Les frais de chauffage sont inclus dans le troisième forfait.
Ces forfaits ont été actualisés au niveau national au début de l’année 2025 afin de tenir compte de l’évolution du coût de la vie.
RESSOURCES :
=> TOTAL : 1.055,00 euros.
CHARGES :
forfait de base : 632 euros ;
forfait habitation : 121 euros ;
forfait chauffage : 123 euros ;
loyer : 494 euros ;
Impôts : 14,00 euros
=> TOTAL : 1384,00 €.
Dans ces conditions, Madame [M] [Y] n’a aucune capacité de remboursement.
Sans enfant à charge, la quotité saisissable de ses ressources telle qu’elle résulte des articles L. 3252-2 et L. 3252-3 du Code du travail est de 120 euros.
Il reste à ce stade à déterminer si la situation de Madame [M] [Y] est irrémédiablement compromise au sens des dispositions légales susmentionnées.
Madame [M] [Y] n’est âgée que de 23 ans et dispose de qualifications lui offrant des perspectives sérieuses de réinsertion professionnelle.
Dans ce contexte, la situation de Madame [M] [Y] n’est pas irrémédiablement compromise au regard des dispositions légales susmentionnées, la commission pouvant utilement envisager un moratoire voire un plan de désendettement en fonction de la réalité de sa situation actuelle.
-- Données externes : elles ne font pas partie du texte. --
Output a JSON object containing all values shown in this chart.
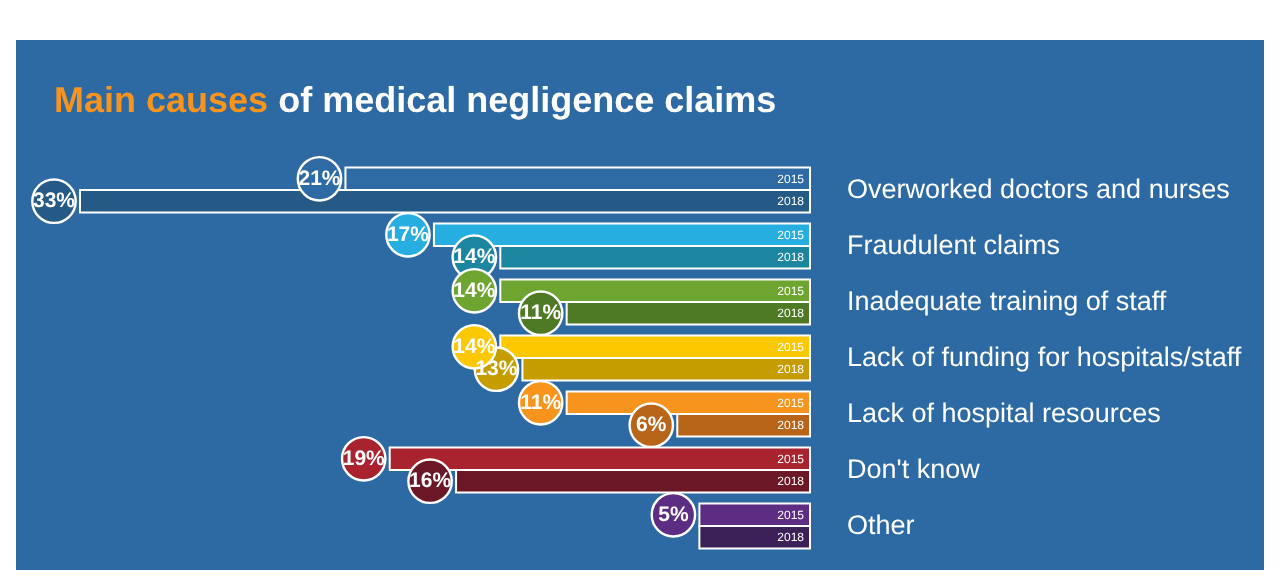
{
  "chart_data": {
    "type": "bar",
    "orientation": "horizontal",
    "title": "Main causes of medical negligence claims",
    "categories": [
      "Overworked doctors and nurses",
      "Fraudulent claims",
      "Inadequate training of staff",
      "Lack of funding for hospitals/staff",
      "Lack of hospital resources",
      "Don't know",
      "Other"
    ],
    "tick_labels": "y",
    "grid": false,
    "series": [
      {
        "name": "2015",
        "colors": [
          "#2e6aa3",
          "#27aee0",
          "#6ea531",
          "#fcc800",
          "#f7941d",
          "#a8232e",
          "#5c2d82"
        ],
        "values": [
          21,
          17,
          14,
          14,
          11,
          19,
          5
        ],
        "value_labels": [
          "21%",
          "17%",
          "14%",
          "14%",
          "11%",
          "19%",
          "5%"
        ]
      },
      {
        "name": "2018",
        "colors": [
          "#245a85",
          "#1c86a0",
          "#4e7a25",
          "#c59d00",
          "#b8651a",
          "#6b1726",
          "#3c2058"
        ],
        "values": [
          33,
          14,
          11,
          13,
          6,
          16,
          5
        ],
        "value_labels": [
          "33%",
          "14%",
          "11%",
          "13%",
          "6%",
          "16%",
          null
        ]
      }
    ]
  }
}
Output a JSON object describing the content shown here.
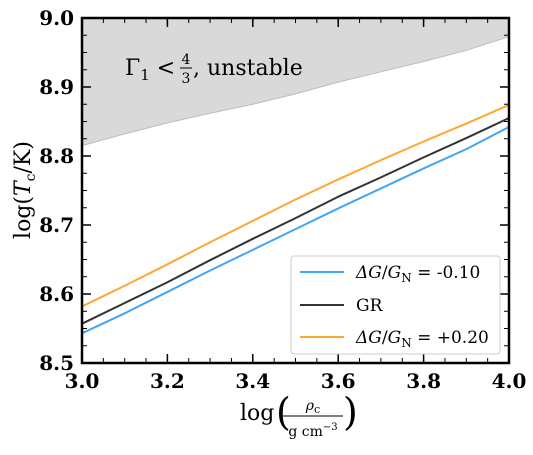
{
  "chart_data": {
    "type": "line",
    "xlabel": "log(ρc / g cm^-3)",
    "ylabel": "log(Tc/K)",
    "xlim": [
      3.0,
      4.0
    ],
    "ylim": [
      8.5,
      9.0
    ],
    "x_ticks": [
      "3.0",
      "3.2",
      "3.4",
      "3.6",
      "3.8",
      "4.0"
    ],
    "y_ticks": [
      "8.5",
      "8.6",
      "8.7",
      "8.8",
      "8.9",
      "9.0"
    ],
    "x_tick_values": [
      3.0,
      3.2,
      3.4,
      3.6,
      3.8,
      4.0
    ],
    "y_tick_values": [
      8.5,
      8.6,
      8.7,
      8.8,
      8.9,
      9.0
    ],
    "grid": false,
    "legend_position": "bottom-right",
    "annotation": {
      "text": "Γ1 < 4/3, unstable",
      "gamma": "Γ",
      "sub": "1",
      "lt": " < ",
      "num": "4",
      "den": "3",
      "tail": ", unstable"
    },
    "unstable_region": {
      "color": "#d9d9d9",
      "edge_color": "#bdbdbd",
      "x": [
        3.0,
        3.1,
        3.2,
        3.3,
        3.4,
        3.5,
        3.6,
        3.7,
        3.8,
        3.9,
        4.0
      ],
      "y_lower": [
        8.815,
        8.832,
        8.848,
        8.862,
        8.875,
        8.89,
        8.907,
        8.922,
        8.937,
        8.953,
        8.973
      ],
      "y_upper": 9.0
    },
    "series": [
      {
        "name": "ΔG/G_N = -0.10",
        "legend_label": "-0.10",
        "color": "#42a5f5",
        "x": [
          3.0,
          3.1,
          3.2,
          3.3,
          3.4,
          3.5,
          3.6,
          3.7,
          3.8,
          3.9,
          4.0
        ],
        "y": [
          8.543,
          8.572,
          8.603,
          8.634,
          8.664,
          8.694,
          8.724,
          8.753,
          8.782,
          8.81,
          8.842
        ]
      },
      {
        "name": "GR",
        "legend_label": "GR",
        "color": "#333333",
        "x": [
          3.0,
          3.1,
          3.2,
          3.3,
          3.4,
          3.5,
          3.6,
          3.7,
          3.8,
          3.9,
          4.0
        ],
        "y": [
          8.557,
          8.587,
          8.617,
          8.649,
          8.68,
          8.71,
          8.741,
          8.769,
          8.798,
          8.826,
          8.855
        ]
      },
      {
        "name": "ΔG/G_N = +0.20",
        "legend_label": "+0.20",
        "color": "#ffa630",
        "x": [
          3.0,
          3.1,
          3.2,
          3.3,
          3.4,
          3.5,
          3.6,
          3.7,
          3.8,
          3.9,
          4.0
        ],
        "y": [
          8.582,
          8.612,
          8.643,
          8.675,
          8.706,
          8.737,
          8.766,
          8.794,
          8.821,
          8.847,
          8.874
        ]
      }
    ]
  }
}
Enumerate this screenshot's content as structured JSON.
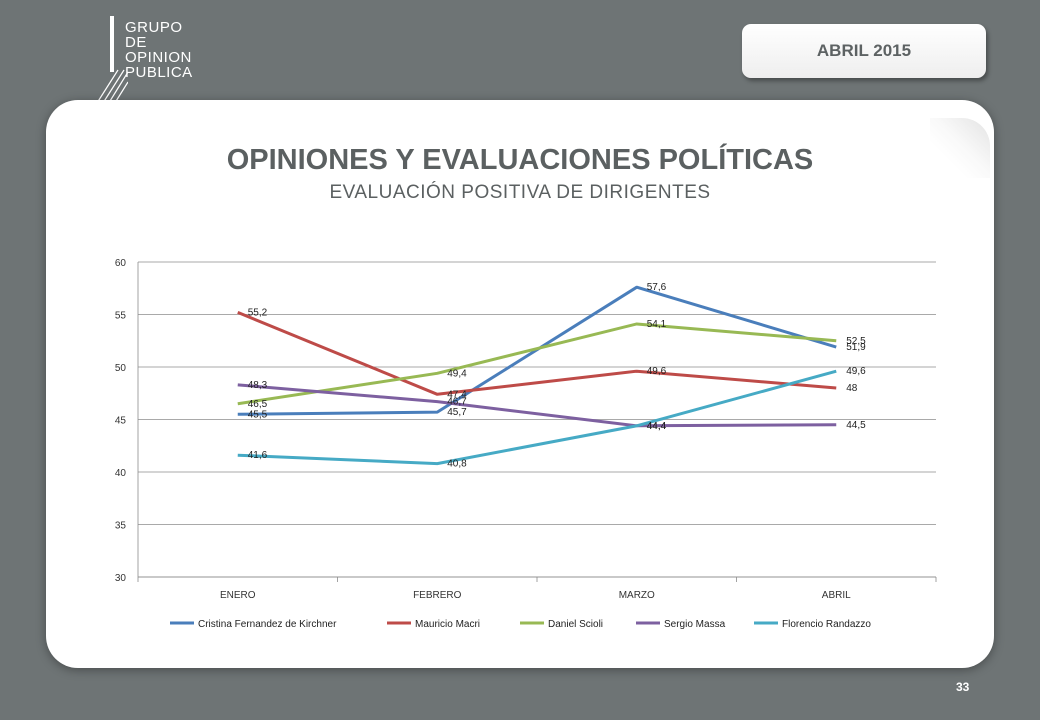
{
  "header": {
    "logo_lines": [
      "GRUPO",
      "DE",
      "OPINION",
      "PUBLICA"
    ],
    "date": "ABRIL 2015"
  },
  "title": "OPINIONES Y EVALUACIONES POLÍTICAS",
  "subtitle": "EVALUACIÓN  POSITIVA DE DIRIGENTES",
  "page_number": "33",
  "chart_data": {
    "type": "line",
    "categories": [
      "ENERO",
      "FEBRERO",
      "MARZO",
      "ABRIL"
    ],
    "ylim": [
      30,
      60
    ],
    "yticks": [
      30,
      35,
      40,
      45,
      50,
      55,
      60
    ],
    "grid": true,
    "legend_position": "bottom",
    "series": [
      {
        "name": "Cristina Fernandez de Kirchner",
        "color": "#4a7ebb",
        "values": [
          45.5,
          45.7,
          57.6,
          51.9
        ],
        "labels": [
          "45,5",
          "45,7",
          "57,6",
          "51,9"
        ]
      },
      {
        "name": "Mauricio Macri",
        "color": "#be4b48",
        "values": [
          55.2,
          47.4,
          49.6,
          48
        ],
        "labels": [
          "55,2",
          "47,4",
          "49,6",
          "48"
        ]
      },
      {
        "name": "Daniel Scioli",
        "color": "#98b954",
        "values": [
          46.5,
          49.4,
          54.1,
          52.5
        ],
        "labels": [
          "46,5",
          "49,4",
          "54,1",
          "52,5"
        ]
      },
      {
        "name": "Sergio Massa",
        "color": "#7d60a0",
        "values": [
          48.3,
          46.7,
          44.4,
          44.5
        ],
        "labels": [
          "48,3",
          "46,7",
          "44,4",
          "44,5"
        ]
      },
      {
        "name": "Florencio Randazzo",
        "color": "#46aac5",
        "values": [
          41.6,
          40.8,
          44.4,
          49.6
        ],
        "labels": [
          "41,6",
          "40,8",
          "44,4",
          "49,6"
        ]
      }
    ]
  }
}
Les dépens seront laissés à la charge de l’État.
PAR CES MOTIFS
Le juge des contentieux de la protection, statuant publiquement, par décision réputée contradictoire et en dernier ressort ;
DÉCLARE recevable le recours formé par La [16] et la société [21] à l’encontre des mesures imposées le 27 mai 2025 par la [18] au profit de Madame [M] [Y] et consistant en un rétablissement personnel sans liquidation judiciaire ;
DIT que la situation de Madame [M] [Y] n’est pas irrémédiablement compromise ;
INFIRME en conséquence la décision de la commission de surendettement et renvoie son dossier à la commission ;
DIT qu’à la diligence du Greffe la présente décision sera notifiée par lettre recommandée avec demande d’avis de réception à Madame [M] [Y] et à ses créanciers et communiquée à la Commission avec la restitution du dossier ;
REJETTE toutes autres demandes ;
LAISSE les dépens à la charge de l’État.
Ainsi jugé et prononcé par mise à disposition au Greffe.